La ricerca della verità è un percorso a ostacoli e in troppi casi, prima ancora di cercare i colpevoli, si è messa in dubbio la credibilità di chi accusava. È accaduto a Giovanni Falcone quando si disse che la bomba dell’Addaura l’aveva piazzata lui stesso e a Paolo Borsellino la cui agenda rossa, misteriosamente scomparsa, sarebbe stata un «parasole». Don Diana? «Era un camorrista.» Peppino Impastato? «Un terrorista.» La lista dei nomi infangati per distrarre l’attenzione dai delitti è lunga. E la strategia ha un preciso nome in gergo, «mascariamento».

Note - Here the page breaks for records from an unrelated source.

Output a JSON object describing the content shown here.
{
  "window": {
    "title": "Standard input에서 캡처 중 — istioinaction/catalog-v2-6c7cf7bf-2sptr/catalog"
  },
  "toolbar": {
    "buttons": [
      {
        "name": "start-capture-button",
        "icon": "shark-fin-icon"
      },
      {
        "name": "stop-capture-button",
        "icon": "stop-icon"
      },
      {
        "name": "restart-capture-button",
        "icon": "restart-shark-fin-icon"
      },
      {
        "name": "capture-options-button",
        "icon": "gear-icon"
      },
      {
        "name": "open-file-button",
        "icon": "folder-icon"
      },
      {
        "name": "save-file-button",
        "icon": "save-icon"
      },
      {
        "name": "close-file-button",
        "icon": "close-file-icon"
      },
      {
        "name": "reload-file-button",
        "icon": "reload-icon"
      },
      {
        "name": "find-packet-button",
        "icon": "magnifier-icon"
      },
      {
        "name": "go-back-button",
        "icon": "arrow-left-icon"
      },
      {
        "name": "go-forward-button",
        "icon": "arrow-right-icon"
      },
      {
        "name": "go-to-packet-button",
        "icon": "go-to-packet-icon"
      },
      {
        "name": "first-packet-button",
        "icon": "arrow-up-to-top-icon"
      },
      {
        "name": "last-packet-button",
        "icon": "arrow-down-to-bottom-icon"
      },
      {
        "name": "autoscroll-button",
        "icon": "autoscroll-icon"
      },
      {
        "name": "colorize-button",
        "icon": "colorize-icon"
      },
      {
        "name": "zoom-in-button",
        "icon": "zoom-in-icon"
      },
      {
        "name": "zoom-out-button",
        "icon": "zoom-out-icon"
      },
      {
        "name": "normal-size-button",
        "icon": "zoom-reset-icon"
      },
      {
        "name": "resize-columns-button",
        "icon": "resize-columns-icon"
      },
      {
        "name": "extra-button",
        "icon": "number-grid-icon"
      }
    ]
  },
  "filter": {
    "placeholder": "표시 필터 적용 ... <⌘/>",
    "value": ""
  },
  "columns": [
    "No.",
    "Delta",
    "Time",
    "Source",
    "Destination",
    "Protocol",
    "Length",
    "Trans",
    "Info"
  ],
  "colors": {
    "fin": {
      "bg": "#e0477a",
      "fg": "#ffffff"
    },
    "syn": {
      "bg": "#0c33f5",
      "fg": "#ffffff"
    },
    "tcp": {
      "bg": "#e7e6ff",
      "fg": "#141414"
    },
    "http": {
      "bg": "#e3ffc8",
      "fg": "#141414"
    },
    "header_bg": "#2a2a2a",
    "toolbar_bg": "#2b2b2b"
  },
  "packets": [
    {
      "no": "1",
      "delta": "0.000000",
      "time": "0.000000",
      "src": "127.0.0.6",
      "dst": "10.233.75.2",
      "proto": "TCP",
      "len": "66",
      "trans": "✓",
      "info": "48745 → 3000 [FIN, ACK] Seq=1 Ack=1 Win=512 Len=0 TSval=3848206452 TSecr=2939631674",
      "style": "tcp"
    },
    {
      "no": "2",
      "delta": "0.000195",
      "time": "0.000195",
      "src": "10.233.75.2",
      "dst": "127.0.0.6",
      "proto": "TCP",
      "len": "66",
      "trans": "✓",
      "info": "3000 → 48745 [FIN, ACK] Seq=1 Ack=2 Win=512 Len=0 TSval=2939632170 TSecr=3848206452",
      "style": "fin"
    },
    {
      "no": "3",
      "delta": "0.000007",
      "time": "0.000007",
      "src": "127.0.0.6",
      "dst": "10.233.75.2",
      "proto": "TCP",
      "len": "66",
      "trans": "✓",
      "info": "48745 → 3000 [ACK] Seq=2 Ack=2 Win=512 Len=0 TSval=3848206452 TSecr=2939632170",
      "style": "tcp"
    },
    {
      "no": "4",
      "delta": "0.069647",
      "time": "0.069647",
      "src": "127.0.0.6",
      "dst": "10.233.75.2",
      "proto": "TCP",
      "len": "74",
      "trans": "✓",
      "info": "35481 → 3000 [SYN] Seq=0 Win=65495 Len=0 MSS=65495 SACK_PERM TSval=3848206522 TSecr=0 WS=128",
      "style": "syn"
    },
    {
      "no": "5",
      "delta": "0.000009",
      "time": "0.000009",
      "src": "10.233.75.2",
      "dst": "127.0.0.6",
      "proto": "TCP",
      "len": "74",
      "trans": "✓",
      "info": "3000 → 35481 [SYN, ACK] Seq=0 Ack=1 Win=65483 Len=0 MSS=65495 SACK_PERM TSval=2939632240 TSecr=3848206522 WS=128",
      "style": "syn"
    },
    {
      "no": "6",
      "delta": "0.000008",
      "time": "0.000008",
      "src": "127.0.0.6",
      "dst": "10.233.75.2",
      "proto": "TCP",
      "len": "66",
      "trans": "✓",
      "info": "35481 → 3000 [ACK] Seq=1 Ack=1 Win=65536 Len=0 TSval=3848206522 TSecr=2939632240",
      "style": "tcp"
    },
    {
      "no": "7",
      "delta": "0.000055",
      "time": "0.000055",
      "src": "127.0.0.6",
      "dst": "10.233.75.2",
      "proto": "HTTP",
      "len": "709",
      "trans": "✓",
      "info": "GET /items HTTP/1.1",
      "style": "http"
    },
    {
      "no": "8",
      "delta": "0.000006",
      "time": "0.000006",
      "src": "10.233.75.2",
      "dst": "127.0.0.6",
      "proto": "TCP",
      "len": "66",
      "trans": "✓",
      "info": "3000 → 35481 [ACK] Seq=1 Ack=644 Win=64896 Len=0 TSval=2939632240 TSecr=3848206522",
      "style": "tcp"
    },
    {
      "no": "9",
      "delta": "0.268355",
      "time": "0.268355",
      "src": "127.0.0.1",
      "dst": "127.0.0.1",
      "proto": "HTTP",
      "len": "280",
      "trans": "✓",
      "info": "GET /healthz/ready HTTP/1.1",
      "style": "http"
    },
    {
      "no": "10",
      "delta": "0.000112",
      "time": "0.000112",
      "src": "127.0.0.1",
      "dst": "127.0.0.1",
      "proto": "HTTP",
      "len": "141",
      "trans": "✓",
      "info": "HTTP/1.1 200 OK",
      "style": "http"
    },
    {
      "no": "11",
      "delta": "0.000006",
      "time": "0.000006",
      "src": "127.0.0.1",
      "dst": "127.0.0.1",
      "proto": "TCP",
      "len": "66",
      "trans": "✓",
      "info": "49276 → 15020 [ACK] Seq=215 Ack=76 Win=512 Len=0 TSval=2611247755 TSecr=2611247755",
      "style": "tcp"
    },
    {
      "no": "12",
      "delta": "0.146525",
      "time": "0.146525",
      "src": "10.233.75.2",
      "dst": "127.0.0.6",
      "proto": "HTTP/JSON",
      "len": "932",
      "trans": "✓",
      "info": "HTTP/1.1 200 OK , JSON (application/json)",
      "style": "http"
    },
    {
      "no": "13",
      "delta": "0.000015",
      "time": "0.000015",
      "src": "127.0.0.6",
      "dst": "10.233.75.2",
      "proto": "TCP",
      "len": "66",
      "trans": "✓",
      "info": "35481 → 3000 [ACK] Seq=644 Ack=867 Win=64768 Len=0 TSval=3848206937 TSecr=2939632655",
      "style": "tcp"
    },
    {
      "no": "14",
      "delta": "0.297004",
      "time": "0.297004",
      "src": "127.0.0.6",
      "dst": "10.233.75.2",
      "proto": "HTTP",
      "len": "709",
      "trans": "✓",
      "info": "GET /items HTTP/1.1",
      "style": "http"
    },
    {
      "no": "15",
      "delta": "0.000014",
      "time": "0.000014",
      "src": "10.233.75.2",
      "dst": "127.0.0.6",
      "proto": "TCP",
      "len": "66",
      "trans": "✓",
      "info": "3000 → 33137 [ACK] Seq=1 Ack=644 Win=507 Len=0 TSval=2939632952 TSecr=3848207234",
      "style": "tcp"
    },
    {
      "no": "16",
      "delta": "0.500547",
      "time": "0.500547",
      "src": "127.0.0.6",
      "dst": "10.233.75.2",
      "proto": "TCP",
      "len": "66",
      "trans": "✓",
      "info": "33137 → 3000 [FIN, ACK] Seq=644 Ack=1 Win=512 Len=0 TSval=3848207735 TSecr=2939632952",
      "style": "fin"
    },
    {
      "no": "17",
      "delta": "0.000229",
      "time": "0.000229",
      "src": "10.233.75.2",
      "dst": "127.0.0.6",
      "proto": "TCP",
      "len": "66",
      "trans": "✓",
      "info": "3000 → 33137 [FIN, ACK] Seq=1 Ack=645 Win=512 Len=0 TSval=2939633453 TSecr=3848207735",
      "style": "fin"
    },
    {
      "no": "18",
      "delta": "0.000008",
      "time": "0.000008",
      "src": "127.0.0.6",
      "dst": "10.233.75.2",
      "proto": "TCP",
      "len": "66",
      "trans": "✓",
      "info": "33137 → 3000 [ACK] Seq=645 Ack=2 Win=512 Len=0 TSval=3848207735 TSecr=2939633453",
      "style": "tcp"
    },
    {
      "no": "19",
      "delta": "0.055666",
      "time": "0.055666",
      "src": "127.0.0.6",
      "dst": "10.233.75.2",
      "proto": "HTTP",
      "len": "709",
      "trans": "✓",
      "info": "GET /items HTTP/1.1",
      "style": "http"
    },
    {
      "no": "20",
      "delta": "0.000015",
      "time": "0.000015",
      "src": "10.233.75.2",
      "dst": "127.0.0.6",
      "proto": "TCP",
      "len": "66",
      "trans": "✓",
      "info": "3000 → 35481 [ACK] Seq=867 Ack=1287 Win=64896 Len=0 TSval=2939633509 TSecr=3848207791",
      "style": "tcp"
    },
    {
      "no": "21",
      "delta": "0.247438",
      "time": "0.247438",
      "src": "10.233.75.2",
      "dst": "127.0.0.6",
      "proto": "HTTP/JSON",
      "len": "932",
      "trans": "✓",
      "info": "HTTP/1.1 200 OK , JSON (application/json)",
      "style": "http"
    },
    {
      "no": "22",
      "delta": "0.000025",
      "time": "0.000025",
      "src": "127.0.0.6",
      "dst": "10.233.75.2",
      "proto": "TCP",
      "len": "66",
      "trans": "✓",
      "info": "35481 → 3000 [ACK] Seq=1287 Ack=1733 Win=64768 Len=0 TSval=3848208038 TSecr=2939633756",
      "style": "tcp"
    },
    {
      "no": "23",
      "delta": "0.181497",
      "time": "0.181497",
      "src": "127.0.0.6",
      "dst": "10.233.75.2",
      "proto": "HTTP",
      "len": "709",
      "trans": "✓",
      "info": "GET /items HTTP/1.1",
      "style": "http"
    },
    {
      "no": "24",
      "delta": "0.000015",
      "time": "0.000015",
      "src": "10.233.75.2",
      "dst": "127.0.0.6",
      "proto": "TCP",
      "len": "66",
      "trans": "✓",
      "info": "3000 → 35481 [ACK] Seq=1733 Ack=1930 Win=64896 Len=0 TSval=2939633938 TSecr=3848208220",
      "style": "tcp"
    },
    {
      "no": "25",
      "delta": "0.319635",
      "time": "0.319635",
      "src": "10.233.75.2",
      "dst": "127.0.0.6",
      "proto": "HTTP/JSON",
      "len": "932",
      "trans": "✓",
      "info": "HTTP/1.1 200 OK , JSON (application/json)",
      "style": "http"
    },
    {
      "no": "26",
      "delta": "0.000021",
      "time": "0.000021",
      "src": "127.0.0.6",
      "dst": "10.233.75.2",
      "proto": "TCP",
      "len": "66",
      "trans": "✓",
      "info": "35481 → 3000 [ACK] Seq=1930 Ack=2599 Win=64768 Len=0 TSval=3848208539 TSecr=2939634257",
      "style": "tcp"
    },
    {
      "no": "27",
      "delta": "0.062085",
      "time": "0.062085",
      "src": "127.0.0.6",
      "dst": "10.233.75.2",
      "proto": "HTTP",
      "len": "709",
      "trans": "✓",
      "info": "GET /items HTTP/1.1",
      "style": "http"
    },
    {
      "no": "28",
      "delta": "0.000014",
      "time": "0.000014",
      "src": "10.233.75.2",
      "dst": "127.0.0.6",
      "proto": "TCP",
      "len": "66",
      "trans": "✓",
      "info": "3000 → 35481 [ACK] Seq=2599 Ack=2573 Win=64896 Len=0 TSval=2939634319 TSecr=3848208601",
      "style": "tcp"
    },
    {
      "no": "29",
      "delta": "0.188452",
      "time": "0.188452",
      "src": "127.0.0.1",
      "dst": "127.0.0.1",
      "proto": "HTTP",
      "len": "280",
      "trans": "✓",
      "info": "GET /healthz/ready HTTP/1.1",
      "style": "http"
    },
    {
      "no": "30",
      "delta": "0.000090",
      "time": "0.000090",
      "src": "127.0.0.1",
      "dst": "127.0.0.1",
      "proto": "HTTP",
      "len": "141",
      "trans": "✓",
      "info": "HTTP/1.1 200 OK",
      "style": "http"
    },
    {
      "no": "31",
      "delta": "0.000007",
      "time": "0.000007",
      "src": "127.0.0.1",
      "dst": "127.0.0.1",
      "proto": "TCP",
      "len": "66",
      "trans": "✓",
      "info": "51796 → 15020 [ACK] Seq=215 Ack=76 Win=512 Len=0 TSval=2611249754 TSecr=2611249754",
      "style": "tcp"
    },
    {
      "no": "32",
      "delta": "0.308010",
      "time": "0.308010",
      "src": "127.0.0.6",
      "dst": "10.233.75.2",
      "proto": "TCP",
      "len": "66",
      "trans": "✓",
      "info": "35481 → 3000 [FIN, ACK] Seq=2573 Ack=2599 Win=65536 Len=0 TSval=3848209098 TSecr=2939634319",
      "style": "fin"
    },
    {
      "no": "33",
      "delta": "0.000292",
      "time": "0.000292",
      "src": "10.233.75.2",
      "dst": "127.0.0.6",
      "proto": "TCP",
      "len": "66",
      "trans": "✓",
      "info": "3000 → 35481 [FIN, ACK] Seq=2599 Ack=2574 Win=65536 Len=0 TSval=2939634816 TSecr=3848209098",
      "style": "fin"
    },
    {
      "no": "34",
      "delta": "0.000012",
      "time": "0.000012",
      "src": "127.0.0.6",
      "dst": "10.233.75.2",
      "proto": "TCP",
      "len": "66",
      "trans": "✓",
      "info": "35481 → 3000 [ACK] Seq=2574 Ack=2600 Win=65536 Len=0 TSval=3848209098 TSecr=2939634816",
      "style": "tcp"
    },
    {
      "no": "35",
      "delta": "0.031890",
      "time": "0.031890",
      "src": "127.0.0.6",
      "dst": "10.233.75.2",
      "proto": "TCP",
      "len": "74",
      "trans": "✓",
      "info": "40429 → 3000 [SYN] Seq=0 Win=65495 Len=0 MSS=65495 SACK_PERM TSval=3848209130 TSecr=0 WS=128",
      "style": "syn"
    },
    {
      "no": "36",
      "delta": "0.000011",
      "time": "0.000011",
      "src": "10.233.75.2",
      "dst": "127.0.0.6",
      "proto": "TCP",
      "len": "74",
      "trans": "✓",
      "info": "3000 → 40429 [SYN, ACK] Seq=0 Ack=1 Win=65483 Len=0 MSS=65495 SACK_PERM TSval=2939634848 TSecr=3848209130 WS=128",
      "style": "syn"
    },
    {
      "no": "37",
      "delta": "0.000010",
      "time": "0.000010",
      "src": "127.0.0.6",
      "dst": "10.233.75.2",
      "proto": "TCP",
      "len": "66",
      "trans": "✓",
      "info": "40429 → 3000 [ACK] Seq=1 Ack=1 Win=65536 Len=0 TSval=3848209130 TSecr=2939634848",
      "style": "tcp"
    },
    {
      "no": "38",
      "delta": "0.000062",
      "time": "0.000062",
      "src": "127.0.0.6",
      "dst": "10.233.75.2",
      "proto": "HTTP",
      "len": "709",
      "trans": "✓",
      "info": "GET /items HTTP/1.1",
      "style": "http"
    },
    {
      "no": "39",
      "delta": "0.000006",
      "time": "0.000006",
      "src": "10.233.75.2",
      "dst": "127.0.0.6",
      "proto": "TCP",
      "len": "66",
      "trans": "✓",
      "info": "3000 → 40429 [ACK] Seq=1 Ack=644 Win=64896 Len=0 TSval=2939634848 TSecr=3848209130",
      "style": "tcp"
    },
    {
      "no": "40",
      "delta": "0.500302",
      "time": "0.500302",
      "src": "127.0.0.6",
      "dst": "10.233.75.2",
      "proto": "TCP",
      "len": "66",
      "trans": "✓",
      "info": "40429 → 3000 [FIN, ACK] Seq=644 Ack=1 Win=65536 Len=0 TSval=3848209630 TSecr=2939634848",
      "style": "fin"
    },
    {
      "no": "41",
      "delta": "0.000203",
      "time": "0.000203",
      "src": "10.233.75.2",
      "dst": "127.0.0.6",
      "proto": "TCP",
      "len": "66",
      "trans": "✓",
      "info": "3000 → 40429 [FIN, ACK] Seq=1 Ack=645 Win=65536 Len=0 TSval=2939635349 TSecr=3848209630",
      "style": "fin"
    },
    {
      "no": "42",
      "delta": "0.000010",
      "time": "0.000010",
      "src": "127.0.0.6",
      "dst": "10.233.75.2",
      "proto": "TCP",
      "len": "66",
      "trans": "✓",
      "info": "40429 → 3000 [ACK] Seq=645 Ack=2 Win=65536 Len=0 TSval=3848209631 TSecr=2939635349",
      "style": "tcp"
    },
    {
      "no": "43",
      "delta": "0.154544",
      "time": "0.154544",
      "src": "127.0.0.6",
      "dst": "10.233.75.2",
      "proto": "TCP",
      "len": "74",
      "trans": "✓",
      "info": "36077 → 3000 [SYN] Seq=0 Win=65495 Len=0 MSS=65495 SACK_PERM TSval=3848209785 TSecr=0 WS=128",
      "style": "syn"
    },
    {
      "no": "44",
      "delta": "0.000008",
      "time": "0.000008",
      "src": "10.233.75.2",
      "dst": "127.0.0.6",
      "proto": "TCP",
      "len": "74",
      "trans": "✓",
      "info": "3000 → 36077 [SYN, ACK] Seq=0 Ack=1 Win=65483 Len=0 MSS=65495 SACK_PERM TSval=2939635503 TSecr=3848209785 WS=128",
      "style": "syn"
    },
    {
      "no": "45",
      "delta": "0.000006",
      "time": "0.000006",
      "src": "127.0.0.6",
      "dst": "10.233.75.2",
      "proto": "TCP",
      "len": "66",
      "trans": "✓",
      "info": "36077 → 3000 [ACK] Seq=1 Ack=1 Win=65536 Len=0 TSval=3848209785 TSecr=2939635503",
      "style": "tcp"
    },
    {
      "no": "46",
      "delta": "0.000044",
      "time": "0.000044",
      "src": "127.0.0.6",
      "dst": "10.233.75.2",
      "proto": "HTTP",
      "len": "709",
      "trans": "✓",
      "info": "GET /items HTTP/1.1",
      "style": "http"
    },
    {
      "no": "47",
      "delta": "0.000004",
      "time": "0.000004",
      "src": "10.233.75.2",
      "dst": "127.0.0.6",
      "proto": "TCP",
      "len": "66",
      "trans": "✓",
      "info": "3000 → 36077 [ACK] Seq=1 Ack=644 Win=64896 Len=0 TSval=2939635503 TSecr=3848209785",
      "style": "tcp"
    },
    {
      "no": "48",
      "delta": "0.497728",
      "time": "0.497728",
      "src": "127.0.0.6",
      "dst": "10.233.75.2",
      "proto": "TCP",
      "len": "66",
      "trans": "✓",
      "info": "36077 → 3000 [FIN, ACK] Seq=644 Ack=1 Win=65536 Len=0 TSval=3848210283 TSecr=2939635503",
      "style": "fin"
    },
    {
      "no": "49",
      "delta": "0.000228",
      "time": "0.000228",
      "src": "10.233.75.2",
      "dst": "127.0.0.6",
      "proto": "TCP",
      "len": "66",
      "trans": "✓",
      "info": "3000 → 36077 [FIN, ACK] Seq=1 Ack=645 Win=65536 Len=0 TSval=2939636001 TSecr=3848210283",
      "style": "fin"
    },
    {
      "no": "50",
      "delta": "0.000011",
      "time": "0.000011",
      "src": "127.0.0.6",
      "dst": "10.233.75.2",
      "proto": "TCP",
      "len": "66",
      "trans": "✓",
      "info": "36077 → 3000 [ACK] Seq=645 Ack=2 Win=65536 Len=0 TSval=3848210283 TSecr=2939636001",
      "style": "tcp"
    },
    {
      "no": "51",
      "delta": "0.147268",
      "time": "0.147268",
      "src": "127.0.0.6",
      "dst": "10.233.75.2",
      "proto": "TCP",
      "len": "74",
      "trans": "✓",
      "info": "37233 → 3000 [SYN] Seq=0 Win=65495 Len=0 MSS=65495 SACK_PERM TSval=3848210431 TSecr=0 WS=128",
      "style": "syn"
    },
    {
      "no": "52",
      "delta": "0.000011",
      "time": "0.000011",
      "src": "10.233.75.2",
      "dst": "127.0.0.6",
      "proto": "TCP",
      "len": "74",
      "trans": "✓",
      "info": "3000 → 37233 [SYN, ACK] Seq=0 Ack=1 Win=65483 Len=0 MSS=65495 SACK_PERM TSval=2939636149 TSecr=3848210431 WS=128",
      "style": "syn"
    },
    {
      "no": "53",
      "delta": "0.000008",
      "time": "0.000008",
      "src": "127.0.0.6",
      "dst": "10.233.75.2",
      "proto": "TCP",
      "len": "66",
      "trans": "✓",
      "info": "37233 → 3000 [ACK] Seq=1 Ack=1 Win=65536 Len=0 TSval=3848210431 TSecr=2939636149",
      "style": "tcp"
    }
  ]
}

Per aiutarci a comprenderne i drammatici effetti, Paolo Borrometi ha fatto con questo libro un viaggio nella storia d’Italia in cui denuncia i traditori, i criminali che mirano a creare confusione nel Paese per raggiungere i propri interessi illegittimi. Oggi Paolo Borrometi è presidente della «Scuola di Formazione Politica Piersanti Mattarella».